The Complex Power Function

The generalized complex power function is defined as: \begin{eqnarray}\label{gcp} f(z) = z^c = \exp(c\log z), \quad \text{with}\quad z\neq 0. \end{eqnarray}

Due to the multi-valued nature of $\log z,$ it follows that (\ref{gcp}) is also multi-valued for any non-integer value of $c,$ with a branch point at $z=0.$ In other words

\begin{eqnarray*} f(z) = z^c&= &\exp\left(c \log z\right) = \exp\left[c \left( \text{Log}\,z + 2n\pi i \right)\right], \end{eqnarray*}

with $n\in \mathbb Z.$

On the other hand, we have that the generalized exponential function, for $c \neq 0 ,$ is defined as:

\begin{eqnarray}\label{gef} f(z)=c^z=\exp(z\log c)=\exp\left[z \left(\text{Log}\,c +2 n \pi \, i\right)\right], \end{eqnarray}

with $n\in \mathbb Z.$

Notice that (\ref{gef}) possesses no branch point (or any other type of singularity) in the infinite complex $z$-plane. Thus, we can regard the equation (\ref{gef}) as defining a set of independent single-value functions for each value of $n.$

This is the reason why the multi-valued nature of the function $f(z)=z^c$ differs from the multi-valued function $f(z)=c^z.$

Typically, the $n=0$ case is the most useful, in which case, we would simply define: $$w=c^z=\exp(z\log c)=\exp(z\,\text{Log}\,c),$$ with $c\neq 0.$

This conforms with the definition of exponential function $$e^z=e^x(\cos y +i\sin y )$$ where $c = e$ (the Euler constant).

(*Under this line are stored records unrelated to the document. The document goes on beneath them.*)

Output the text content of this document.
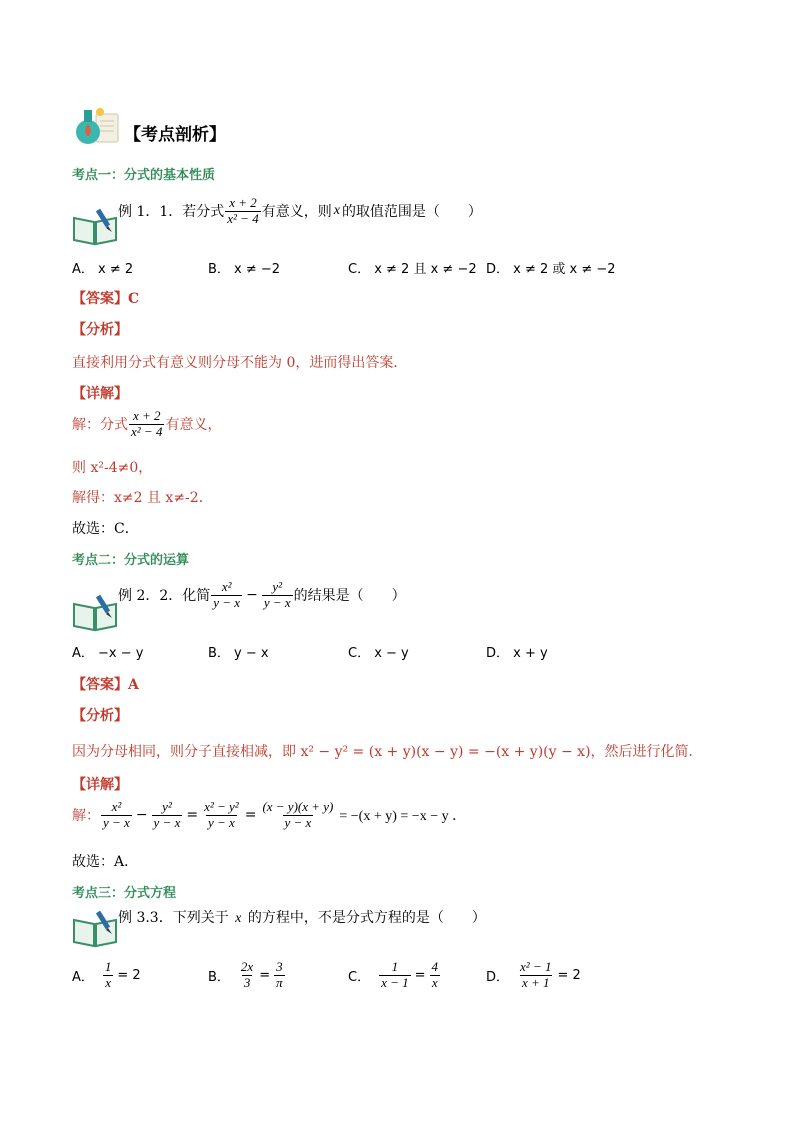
【考点剖析】
考点一：分式的基本性质
例 1．1．若分式 $\frac{x + 2}{\text{x² − 4}}$ 有意义，则 x 的取值范围是（　　）
A． x ≠ 2	B． x ≠ −2	C． x ≠ 2 且 x ≠ −2 D． x ≠ 2 或 x ≠ −2
【答案】C
【分析】
直接利用分式有意义则分母不能为 0，进而得出答案．
【详解】
解：分式 $\frac{x + 2}{\text{x² − 4}}$ 有意义，
则 x²-4≠0，
解得：x≠2 且 x≠-2．
故选：C．
考点二：分式的运算
例 2．2．化简 $\frac{\text{x²}}{y - x} - \frac{\text{y²}}{y - x}$ 的结果是（　　）
A． −x − y	B． y − x	C． x − y	D． x + y
【答案】A
【分析】
因为分母相同，则分子直接相减，即 x² − y² = (x + y)(x − y) = −(x + y)(y − x)，然后进行化简．
【详解】
解： $\frac{\text{x²}}{y - x} - \frac{\text{y²}}{y - x} = \frac{\text{x² − y²}}{y - x} = \frac{(x - y)(x + y)}{y - x} = -(x + y) = -x - y$ ．
故选：A．
考点三：分式方程
例 3.3．下列关于 x 的方程中，不是分式方程的是（　　）
A． $\frac{1}{x} = 2$	B． $\frac{2x}{3} = \frac{3}{\pi}$	C． $\frac{1}{x - 1} = \frac{4}{x}$	D． $\frac{\text{x² − 1}}{x + 1} = 2$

Use the following applet to explore functions (\ref{gcp}) and (\ref{gef}) defined on the region $[-3,3]\times[-3,3].$ The enhanced phase portrait is used with contour lines of modulus and phase. Drag the points to change the value of $c$ in each case. You can also deactivate the contour lines, if you want.

Phase Modulus

Final remark: In practice, many textbooks treat the generalized exponential function as a single-valued function, $c^z=\exp(z\,\text{Log } c ),$ only when $c$ is a positive real number. For any other value of $c,$ the multi-valued function $c^z=\exp(z \log c )$ is preferred.